Posted by: Paras Chopra at October 17, 2005 10:46 AMCan you give me some examples of technology that will so revolutionize our way of life as to make its acceptance impossible, by even a fraction of humanity? The Space Elevator was considered science fiction (which is still a form of acceptance), but now it is becoming a mainstream idea of what the future of space travel may be like.
We, as humans, have an amazing ability to change the way we view and interact with the world. We don't need to understand everything about a technology in order to accept and use it. Think about it: Do you really know how your nano iPod works? Probably not, but you can master its usage to do a wide variety of tasks that would have been impossible even 10 years ago.
The same applies to new technology. How is new technology created? So far, it's advanced by humans and by human thinking. By definition, then, there is at least one human who understands the technology because they created it. They then teach others how to create and use it.
I think one cornerstone of KJ's thinking is that computers (AI) will be the ones developing new technology in the future. Is that even possible? Will computers be able to develop fundamentally new technologies in the future? This remains an unanswered question.
Someone needs to prove that AI can be a creative force (and not merely combinatorially synthesizing new information). Until then, on what basis can you say that technology will progress much faster than human thought?
Posted by: Howard Salis at October 17, 2005 11:06 AMWell if you're thinking about space elevators you're still stuck in the 1940's. The singularity is akin to the point at which the perceptual boundary between inner space and outer space dissolves. What's the point of an elevator if you can navigate with the mind. All the old Shakespearean perceptual models of the world are supposed to fall apart at the singularity point. They already are partly falling apart, (i.e, T.S. Eliot...). Or at least "fall apart" from the perspective that there are immutable laws. Maybe it will be the creation of an interface to consciousness itself. Hard to say since it's all just speculation at this point, but I think you can't really think about space travel and all of these AI fantasies - what lies ahead is so bizarrely beyond our imaginations that it will probably make the difference between being alive and being dead meaningless.
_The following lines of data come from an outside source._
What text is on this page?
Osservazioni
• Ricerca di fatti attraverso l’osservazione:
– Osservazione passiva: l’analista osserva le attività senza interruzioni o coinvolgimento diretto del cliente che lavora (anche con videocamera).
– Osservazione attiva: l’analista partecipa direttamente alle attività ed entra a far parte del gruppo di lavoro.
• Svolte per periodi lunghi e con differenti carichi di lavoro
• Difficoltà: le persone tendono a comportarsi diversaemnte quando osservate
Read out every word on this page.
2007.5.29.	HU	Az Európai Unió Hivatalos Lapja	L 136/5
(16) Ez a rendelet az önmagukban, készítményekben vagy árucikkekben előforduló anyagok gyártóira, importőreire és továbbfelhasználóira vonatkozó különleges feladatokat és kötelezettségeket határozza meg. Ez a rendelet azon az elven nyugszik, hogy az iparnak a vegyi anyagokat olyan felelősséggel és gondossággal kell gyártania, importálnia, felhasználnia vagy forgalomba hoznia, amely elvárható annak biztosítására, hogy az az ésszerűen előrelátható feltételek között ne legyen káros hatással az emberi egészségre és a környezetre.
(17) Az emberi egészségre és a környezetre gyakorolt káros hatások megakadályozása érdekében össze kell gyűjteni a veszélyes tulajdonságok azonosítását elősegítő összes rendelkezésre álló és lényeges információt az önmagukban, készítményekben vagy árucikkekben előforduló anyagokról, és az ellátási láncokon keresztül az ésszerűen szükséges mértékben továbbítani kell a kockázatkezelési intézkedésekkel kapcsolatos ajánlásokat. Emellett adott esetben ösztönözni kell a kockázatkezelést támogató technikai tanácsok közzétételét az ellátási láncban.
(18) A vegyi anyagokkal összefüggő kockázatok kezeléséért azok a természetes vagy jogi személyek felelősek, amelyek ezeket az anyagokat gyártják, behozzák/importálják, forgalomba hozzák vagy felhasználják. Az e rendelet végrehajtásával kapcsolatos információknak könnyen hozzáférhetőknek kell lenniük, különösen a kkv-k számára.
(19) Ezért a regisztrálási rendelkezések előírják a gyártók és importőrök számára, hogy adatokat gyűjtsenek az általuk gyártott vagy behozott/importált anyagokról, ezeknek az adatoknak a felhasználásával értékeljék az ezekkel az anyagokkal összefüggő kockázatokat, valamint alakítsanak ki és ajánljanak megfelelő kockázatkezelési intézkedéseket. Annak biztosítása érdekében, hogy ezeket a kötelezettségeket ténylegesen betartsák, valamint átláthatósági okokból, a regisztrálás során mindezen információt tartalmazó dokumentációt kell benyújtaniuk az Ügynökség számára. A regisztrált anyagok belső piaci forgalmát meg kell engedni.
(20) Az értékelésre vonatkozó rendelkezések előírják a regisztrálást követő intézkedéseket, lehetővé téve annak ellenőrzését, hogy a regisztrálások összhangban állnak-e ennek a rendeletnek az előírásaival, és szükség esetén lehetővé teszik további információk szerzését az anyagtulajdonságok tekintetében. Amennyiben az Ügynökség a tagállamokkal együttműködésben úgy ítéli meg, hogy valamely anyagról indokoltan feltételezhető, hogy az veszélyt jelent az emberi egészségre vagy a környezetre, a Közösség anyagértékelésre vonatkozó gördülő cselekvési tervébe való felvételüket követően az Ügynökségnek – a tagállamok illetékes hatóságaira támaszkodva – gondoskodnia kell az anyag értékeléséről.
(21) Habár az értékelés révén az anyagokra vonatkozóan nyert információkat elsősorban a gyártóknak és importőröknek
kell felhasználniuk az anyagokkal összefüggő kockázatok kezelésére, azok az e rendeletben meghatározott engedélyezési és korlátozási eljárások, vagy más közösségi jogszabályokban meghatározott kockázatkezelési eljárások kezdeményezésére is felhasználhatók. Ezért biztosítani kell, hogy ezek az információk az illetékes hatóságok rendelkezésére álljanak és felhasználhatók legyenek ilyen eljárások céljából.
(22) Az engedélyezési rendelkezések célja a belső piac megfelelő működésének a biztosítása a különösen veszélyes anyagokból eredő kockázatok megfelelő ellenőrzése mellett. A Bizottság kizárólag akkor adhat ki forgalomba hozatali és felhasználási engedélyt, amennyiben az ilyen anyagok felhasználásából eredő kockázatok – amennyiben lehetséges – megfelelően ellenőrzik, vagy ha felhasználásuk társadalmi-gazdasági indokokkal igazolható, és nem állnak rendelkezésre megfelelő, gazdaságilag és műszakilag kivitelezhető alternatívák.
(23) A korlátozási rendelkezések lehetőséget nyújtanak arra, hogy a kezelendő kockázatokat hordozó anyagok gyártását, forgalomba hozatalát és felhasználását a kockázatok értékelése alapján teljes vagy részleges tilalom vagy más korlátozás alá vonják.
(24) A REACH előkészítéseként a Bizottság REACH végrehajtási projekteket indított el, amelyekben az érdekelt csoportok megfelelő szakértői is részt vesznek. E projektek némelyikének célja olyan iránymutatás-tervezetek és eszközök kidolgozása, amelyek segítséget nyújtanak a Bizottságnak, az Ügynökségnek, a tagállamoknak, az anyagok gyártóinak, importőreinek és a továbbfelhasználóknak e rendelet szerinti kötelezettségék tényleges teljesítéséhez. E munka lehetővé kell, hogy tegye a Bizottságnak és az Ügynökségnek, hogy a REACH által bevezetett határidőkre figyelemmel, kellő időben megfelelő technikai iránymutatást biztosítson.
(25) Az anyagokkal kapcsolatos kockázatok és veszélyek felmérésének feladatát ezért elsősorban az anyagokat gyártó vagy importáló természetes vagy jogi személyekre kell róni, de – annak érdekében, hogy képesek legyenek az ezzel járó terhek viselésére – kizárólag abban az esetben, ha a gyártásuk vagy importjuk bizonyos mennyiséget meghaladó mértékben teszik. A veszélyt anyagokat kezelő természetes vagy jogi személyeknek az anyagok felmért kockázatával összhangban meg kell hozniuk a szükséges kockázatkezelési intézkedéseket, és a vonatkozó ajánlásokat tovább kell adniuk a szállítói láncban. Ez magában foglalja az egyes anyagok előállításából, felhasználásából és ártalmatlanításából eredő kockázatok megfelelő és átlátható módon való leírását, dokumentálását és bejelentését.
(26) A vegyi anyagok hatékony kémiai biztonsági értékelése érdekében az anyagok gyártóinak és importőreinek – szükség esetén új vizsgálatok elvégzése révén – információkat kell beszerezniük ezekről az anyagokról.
That seems like a strong statement, but you have to remember there are basically limitless states of mind beyond the normal one most of us experience every day and that these states never enter the equation. Well soon they may.
Posted by: Josh at November 23, 2005 06:19 PMI do not seek to belittle the argument, but "Limitless states of mind" and references to inner space sounds more than a little like the psychadelic revolution or 3 decades past. Only this time with Arthur C Clarke at the wheel instead of Ken Kesey. (alert: poster is now dating himself...)
The basic problem with the exponentially increasing technology argument is that the technological advancements we are making now require exponentially more basic science research and development than they did in the past. Theoretical limits of silicon computing are being approached, antibiotic discovery is approaching the limits of what we can do to kill a bug without killing us etc.
Technology won't stop moving forward, but the investment needed to move it forward increases exponentially with advancement.